In a state dependent on tourism that thrives on Hawai'i's natural beauty, enforcing our billboard ban is important.
Sure, there's still signage, on buildings and company cars. There's so much of that, perhaps you didn't notice the ban's effect. But there's not a commercial billboard among them.
The law, however, has a loophole so big you can literally drive a truck through it— especially if your truck features a large mobile sign advertising any company willing to pony up.
But a billboard on wheels is still a billboard.
Now The Outdoor Circle, protectors of our billboard-free landscape, is trying to stop this form of billboard creep before it gets out of hand. The group has a new proposal before the state Legislature that takes aim at mobile ads and other forms of paid advertising on vehicles.
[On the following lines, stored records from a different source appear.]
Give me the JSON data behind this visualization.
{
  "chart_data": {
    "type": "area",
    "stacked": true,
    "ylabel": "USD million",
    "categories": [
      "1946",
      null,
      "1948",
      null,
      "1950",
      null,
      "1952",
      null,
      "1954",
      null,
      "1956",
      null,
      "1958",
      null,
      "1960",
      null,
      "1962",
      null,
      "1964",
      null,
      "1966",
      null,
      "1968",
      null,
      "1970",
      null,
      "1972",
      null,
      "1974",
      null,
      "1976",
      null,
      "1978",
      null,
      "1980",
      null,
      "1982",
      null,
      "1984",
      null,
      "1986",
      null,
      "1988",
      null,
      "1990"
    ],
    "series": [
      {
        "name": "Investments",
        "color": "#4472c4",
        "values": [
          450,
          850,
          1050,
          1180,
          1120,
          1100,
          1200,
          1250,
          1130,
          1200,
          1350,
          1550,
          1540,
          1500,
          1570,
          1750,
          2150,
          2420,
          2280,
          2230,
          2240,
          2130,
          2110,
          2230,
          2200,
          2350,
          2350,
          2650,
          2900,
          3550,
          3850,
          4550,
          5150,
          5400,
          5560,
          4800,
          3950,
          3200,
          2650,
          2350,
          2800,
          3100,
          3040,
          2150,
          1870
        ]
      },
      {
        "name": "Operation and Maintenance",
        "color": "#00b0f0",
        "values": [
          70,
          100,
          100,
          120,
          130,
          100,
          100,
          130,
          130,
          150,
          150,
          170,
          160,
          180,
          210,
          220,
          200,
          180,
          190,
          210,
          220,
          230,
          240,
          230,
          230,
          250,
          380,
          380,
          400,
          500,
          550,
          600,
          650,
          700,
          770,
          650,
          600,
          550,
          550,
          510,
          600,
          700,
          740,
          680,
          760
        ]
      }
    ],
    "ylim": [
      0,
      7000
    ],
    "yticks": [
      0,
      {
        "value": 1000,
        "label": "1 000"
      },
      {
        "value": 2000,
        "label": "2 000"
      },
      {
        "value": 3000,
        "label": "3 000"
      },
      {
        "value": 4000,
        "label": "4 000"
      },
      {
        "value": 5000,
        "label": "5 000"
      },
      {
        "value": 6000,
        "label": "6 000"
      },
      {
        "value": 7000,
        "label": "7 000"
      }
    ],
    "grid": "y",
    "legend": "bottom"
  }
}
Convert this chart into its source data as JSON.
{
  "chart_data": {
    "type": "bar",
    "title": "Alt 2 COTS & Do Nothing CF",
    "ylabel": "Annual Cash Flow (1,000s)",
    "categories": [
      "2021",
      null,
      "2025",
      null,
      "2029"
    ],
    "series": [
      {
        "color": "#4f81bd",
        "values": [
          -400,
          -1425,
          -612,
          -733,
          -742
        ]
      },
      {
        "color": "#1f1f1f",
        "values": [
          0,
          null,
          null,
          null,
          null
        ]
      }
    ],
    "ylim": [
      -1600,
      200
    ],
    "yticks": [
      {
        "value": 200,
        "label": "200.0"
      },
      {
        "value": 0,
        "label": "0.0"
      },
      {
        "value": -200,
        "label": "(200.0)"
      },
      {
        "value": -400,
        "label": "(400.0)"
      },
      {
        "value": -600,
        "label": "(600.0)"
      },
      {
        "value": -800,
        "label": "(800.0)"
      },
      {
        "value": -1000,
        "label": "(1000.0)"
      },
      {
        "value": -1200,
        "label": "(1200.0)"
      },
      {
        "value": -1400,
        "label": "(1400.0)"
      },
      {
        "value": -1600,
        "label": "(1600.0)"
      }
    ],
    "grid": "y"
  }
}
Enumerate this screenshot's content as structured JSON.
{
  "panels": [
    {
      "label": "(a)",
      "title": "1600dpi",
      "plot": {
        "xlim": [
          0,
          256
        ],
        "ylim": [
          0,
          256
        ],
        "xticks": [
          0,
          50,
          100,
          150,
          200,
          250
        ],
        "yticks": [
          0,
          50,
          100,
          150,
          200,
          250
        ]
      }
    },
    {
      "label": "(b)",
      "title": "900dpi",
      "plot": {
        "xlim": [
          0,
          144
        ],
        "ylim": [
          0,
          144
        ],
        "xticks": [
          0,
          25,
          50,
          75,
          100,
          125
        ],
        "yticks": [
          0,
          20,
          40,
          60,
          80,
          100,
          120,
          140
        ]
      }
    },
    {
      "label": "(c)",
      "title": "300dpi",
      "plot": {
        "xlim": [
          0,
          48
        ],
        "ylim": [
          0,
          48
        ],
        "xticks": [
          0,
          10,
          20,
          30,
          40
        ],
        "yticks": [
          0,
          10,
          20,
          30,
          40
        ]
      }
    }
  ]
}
The proposal rightly doesn't impact companies that advertise on their own vehicles. And it doesn't stop political speech protected by the First Amendment.
The objective is to stop the roving billboards, which are used so effectively on the Mainland to reach captive commuters. Surely, we don't need yet another distraction for motorists already preoccupied with their coffee and cell phones. In a society bombarded with ads, we can do without another commercial interruption.
The challenge with the proposal will be striking the right balance with free-speech rights. It's worth finding that balance if it means preserving the integrity of our existing outdoor billboard ban and keeping paradise commercial-free.